3o Daarentegen blijkt uit het hiernevens gevoegd extrakt van de reke­ning der deserteurs en daarbij gevoegde aanmerkingen, dat op één na allen zeer lui, en velen van hen van een zeer berispelijk gedrag geweest zijn, en dat slechts een onder hen van een zwak gestel geweest is: zoo dat zij zich geene aanspraak hebben verkiezen te verwerven op ontslag, het welk zij zouden gewenscht hebben, of waartoe zij zelfs pogingen zouden hebben in het werk gesteld.

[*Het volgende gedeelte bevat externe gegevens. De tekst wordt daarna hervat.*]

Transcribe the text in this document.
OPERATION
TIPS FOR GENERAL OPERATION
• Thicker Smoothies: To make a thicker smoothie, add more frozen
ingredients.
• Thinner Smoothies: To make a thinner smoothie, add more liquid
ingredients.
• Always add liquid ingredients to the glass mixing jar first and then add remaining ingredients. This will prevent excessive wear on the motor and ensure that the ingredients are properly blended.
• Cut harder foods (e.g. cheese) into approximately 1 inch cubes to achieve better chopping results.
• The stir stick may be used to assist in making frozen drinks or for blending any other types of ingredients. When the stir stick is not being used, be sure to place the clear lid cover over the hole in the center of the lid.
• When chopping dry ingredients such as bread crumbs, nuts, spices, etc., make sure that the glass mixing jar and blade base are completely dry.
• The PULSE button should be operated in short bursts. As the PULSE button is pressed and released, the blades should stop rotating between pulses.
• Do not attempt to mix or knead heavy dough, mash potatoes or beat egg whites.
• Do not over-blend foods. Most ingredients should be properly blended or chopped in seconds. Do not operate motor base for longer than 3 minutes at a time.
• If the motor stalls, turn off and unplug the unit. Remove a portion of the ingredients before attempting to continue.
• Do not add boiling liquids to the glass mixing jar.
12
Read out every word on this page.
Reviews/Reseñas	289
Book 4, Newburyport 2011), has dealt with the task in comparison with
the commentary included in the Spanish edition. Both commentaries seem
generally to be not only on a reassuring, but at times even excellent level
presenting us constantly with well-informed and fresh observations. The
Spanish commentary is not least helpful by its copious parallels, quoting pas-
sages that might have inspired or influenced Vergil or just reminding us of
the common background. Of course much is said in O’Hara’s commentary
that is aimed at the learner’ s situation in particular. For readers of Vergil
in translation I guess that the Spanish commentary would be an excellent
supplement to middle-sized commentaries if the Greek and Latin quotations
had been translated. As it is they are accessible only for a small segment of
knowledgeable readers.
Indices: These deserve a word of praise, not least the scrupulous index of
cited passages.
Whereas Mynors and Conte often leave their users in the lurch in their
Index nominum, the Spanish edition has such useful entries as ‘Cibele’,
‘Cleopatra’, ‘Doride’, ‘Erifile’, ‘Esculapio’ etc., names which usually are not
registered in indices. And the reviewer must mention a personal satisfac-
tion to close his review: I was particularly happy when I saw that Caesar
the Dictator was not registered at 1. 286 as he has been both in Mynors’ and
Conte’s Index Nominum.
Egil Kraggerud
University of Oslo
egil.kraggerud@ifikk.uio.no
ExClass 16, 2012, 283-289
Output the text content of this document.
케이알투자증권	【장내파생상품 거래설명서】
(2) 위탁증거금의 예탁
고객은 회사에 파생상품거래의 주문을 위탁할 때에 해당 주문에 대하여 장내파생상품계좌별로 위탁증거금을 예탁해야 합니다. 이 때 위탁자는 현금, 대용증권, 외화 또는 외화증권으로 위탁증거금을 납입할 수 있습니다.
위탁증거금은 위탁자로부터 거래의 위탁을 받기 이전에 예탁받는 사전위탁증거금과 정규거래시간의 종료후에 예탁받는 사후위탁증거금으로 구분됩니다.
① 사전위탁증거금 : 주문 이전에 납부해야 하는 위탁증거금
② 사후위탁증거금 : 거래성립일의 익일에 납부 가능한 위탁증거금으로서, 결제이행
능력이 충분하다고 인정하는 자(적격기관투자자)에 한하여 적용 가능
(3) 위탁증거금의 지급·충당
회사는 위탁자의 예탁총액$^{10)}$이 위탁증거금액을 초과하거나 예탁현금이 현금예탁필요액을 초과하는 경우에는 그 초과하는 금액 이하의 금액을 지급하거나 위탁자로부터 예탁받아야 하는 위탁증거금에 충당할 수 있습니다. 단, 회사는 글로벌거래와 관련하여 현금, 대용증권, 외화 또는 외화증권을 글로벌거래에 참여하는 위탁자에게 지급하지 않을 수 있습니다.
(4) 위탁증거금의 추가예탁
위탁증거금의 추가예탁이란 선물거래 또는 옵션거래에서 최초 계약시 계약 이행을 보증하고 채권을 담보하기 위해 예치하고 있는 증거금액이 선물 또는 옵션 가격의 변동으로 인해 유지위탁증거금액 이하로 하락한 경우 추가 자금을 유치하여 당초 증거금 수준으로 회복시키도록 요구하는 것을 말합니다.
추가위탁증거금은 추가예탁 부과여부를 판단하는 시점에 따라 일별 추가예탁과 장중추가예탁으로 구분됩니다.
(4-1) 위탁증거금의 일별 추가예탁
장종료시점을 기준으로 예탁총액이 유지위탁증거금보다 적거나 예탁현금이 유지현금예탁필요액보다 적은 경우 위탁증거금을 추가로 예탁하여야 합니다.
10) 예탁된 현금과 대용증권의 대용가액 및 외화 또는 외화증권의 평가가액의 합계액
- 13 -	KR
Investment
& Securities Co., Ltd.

4. Eindelijk hebben, volgens de aanmerkingen op de stamlijst van 10 october 1823, de personen van Elisabeth Keultjes en Johanna Wimmiers, na derzelver vroegere desertie uit het bedelaars etablissement, zich op nieuw vrijwillig ter weder opzending aangeboden.

Bij deze onze berigten voegen wij de volgende konsideratien:

1o Dat het ons geheel overbodig voorkomt aan te toonen, dat personen uit bedelaarswerkhuizen, evenmin als die, welke zich op de eerste waarschu­wing der gemeente besturen tegen de bedelarij ingevolge art. 14 van het Konk. Besluit bovengemeld, ter opzending naar de Ommerschans mogten hebben aangegeven, de vrijheid zouden hebben om eigendunkelijk van daar wegteloopen, indien zij het aldaar niet naar hun genoegen hebben bevonden;

maar dat zij, wel verre daar van, integendeel strikt gehouden zijn aldaar zoo lang te blijven, tot dat zij door een werkzaam en braaf gedrag aanspraak op hun ontslag verkregen hebben en hetzelve hun daarna, op onze voordragt, door het Ministerie van Binnenlandsche Zaken is verklaard;

terwijl de gele­genheid, om in zoodanige voordragt begrepen te worden, door ons naar regelen van billijkheid en voorzigtigheid is opengesteld, en ganschelijk niet wordt moeijelijk gemaakt, hetgeen UwHEdG. uit de reeds gedane voordrag­ten voldoende zal zijn gebleken.

2o Dat derhalve zij, die zich nog geen ontslag hebben waardig gemaakt, en het etablissement klandestin hebben verlaten, wel degelijk behooren te worden terug gebragt, onverschillig, of dat zij zoogenaamde vrijwilligers, of werkelijk opgevatte bedelaars; daar het tegendeel hiervan zeer nadelige gevolgen zoude hebben, en voor de volgende opzendingen van zich vrijwillig aangegeven hebbende bedelaars, die dan natuurlijk mede konde terugkee­ren, wanneer zij dit verkoozen, en voor de desertie van de geheele bevolking van het etablissement, welke hierdoor volkomen zoude worden in de hand gewerkt.

3o en eindelijk, dat ten minste de personen Elisabeth Keultjes en Johanna Wimmers, welke na een vroeger verblijf in het bed. etablissement en vrijwillig van desertie terugkeeren, niet kunnen voorgeven, omtrent de inrigting van dat hun zeer bekend etablissement te zijn misleid geworden; hetgeen alzoo eene openlijke onwaarheid is, terwijl wij eindelijk op grond van een en ander, ter voldoening aan UwHEdG. gedaan verzoek, niet anders kunnen advyseren, dat tot het doen terugzenden naar het bedelaars etablis­sement van de daaruit eigendunkelijk ontvlugte zeven personenen:

immers voor zoo verre dezelve werkelijk bevonden worden na hunne desertie niet invalide geworden te zijn, omdat het weder opzenden van tot den arbeid ongeschikt geworden personen, slechts dubbelde kosten van transport zoude veroorzaken.